間違いやすい字
誰でもと言うよりは、私が間違いやすい字という意味である。ちゃんと区別していない字は、いつまでもぼんやりして、いざという時に使い分けができない。私の時代で英語は中学に入ってから勉強することになっていた。特に習い始めには様々な混乱があり、中でも<d><b>の区別が難しかった。結構後まで<Sunday>が<Sunbay>になっていた。また恥ずかしながら中学に入っても「右」「左」の区別が怪しく、歩き出しの足を間違えたものだし、「右手を挙げて、左手を挙げない」というような遊びが苦手だった。
これら二択で誤ったきたことが、心のどこか深いところで傷跡として残っているような気がする。このような例は数えきれないほどあることは分かっている。
前に字形が似ている「巳」「已」「己」について書いたことがある。これらについては江戸時代の寺子屋でも繰り返し教えられていたようだが、「戌」「戍」「戊」「戉」については知らない。
なぜよく間違えるのか、原因ははっきりしている。それぞれ文字をしっかり理解していないからである。これまで何度も機会があったのに、身に染みるほどは取り組まなかった。いくらかは知識として残っていても、使いこなせるに至らなかったわけだ。
もうこの歳になると、しっかり分からないまま棺桶に入るか、少しは納得して使えるようにするかどちらかである。
この場を借りて、おさらいをしてみたい。しっかり理解している人も復習の意味があるかもしれない。列挙してみると、
1 「戌」は「いぬ」、音は「ジュツ」「シュチ」
2 「戍」は「まもる」「まもり」、「ジュ」「シュ」
3 「戊」は「つちのえ」、 「ボ」「ボウ」
4 「戉」は「まさかり」、 「エツ」「オチ」などとなる。
1の「戌」は十二支の十一番目で、「戌年(いぬどし)」「戊戌 つちのえいぬ ボジュツ」等と干支に使われることが多い。「戌亥 いぬい ジュツガイ」は方角を表す。会意又は形声字。同じ「いぬ」でも、「犬」「狗」に変えることができない。
2の「戍」は「人」が「戈 カ」を持つ会意なので「守る」となり、「戍兵 ジュヘイ シュヘイ」等となる。
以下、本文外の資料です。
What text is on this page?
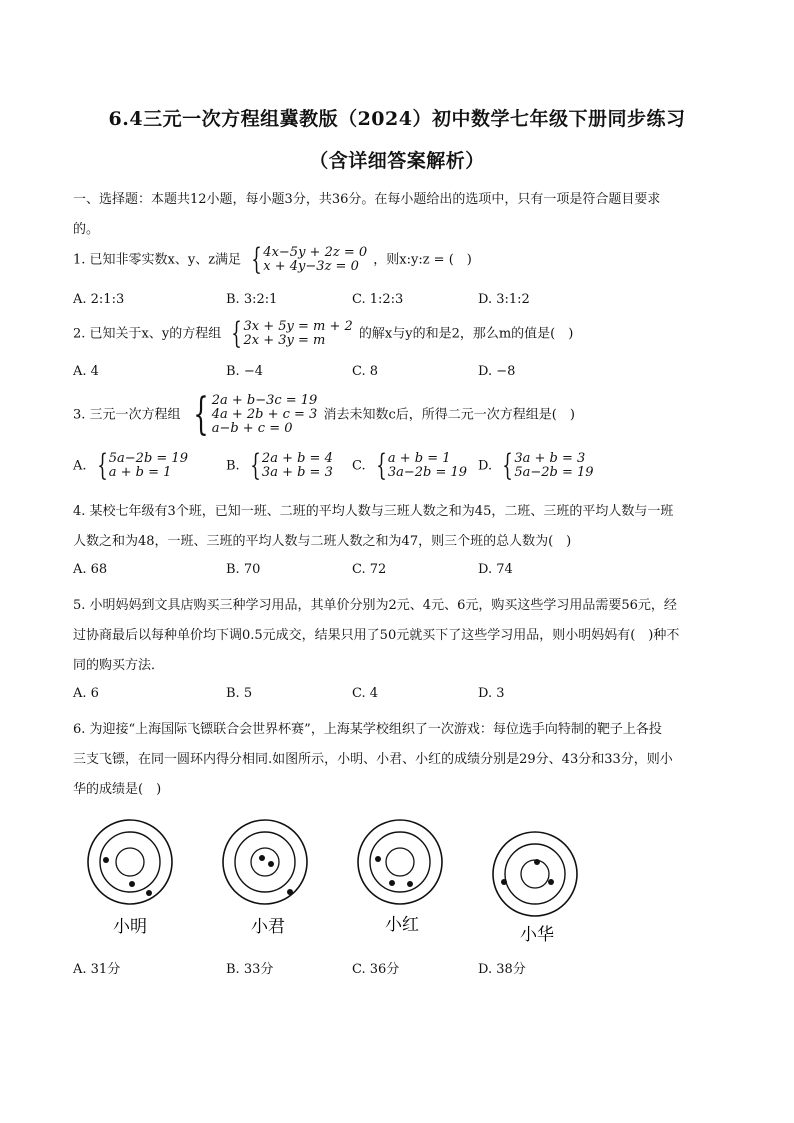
6.4三元一次方程组冀教版（2024）初中数学七年级下册同步练习
（含详细答案解析）
一、选择题：本题共12小题，每小题3分，共36分。在每小题给出的选项中，只有一项是符合题目要求
的。
1. 已知非零实数x、y、z满足 { 4x−5y + 2z = 0
x + 4y−3z = 0	，则x:y:z = (　)
A. 2:1:3	B. 3:2:1	C. 1:2:3	D. 3:1:2
2. 已知关于x、y的方程组 { 3x + 5y = m + 2
2x + 3y = m	的解x与y的和是2，那么m的值是(　)
A. 4	B. −4	C. 8	D. −8
3. 三元一次方程组 { 2a + b−3c = 19
4a + 2b + c = 3
a−b + c = 0
消去未知数c后，所得二元一次方程组是(　)
A. { 5a−2b = 19
a + b = 1	B. { 2a + b = 4
3a + b = 3 C. { a + b = 1
3a−2b = 19 D. { 3a + b = 3
5a−2b = 19
4. 某校七年级有3个班，已知一班、二班的平均人数与三班人数之和为45，二班、三班的平均人数与一班
人数之和为48，一班、三班的平均人数与二班人数之和为47，则三个班的总人数为(　)
A. 68	B. 70	C. 72	D. 74
5. 小明妈妈到文具店购买三种学习用品，其单价分别为2元、4元、6元，购买这些学习用品需要56元，经
过协商最后以每种单价均下调0.5元成交，结果只用了50元就买下了这些学习用品，则小明妈妈有(　)种不
同的购买方法．
A. 6	B. 5	C. 4	D. 3
6. 为迎接“上海国际飞镖联合会世界杯赛”，上海某学校组织了一次游戏：每位选手向特制的靶子上各投
三支飞镖，在同一圆环内得分相同.如图所示，小明、小君、小红的成绩分别是29分、43分和33分，则小
华的成绩是(　)
小明	小君	小红	小华
A. 31分	B. 33分	C. 36分	D. 38分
3の「戊」は、十干「甲乙丙丁戊己庚辛壬癸」の五番目である。象形字。やはり干支に使われ、「戊辰 つちのえたつ ボシン」などとなる。
4の「戉」はそのままではあまり目にしないが、「越」の声符として使われている。形声字。因みに親戚の「戚」は多くのフォントで「戊」に従っているが、『説文』ではこの「戉」部に属している。区別だけなら、これらだけでも役立つかもしれない。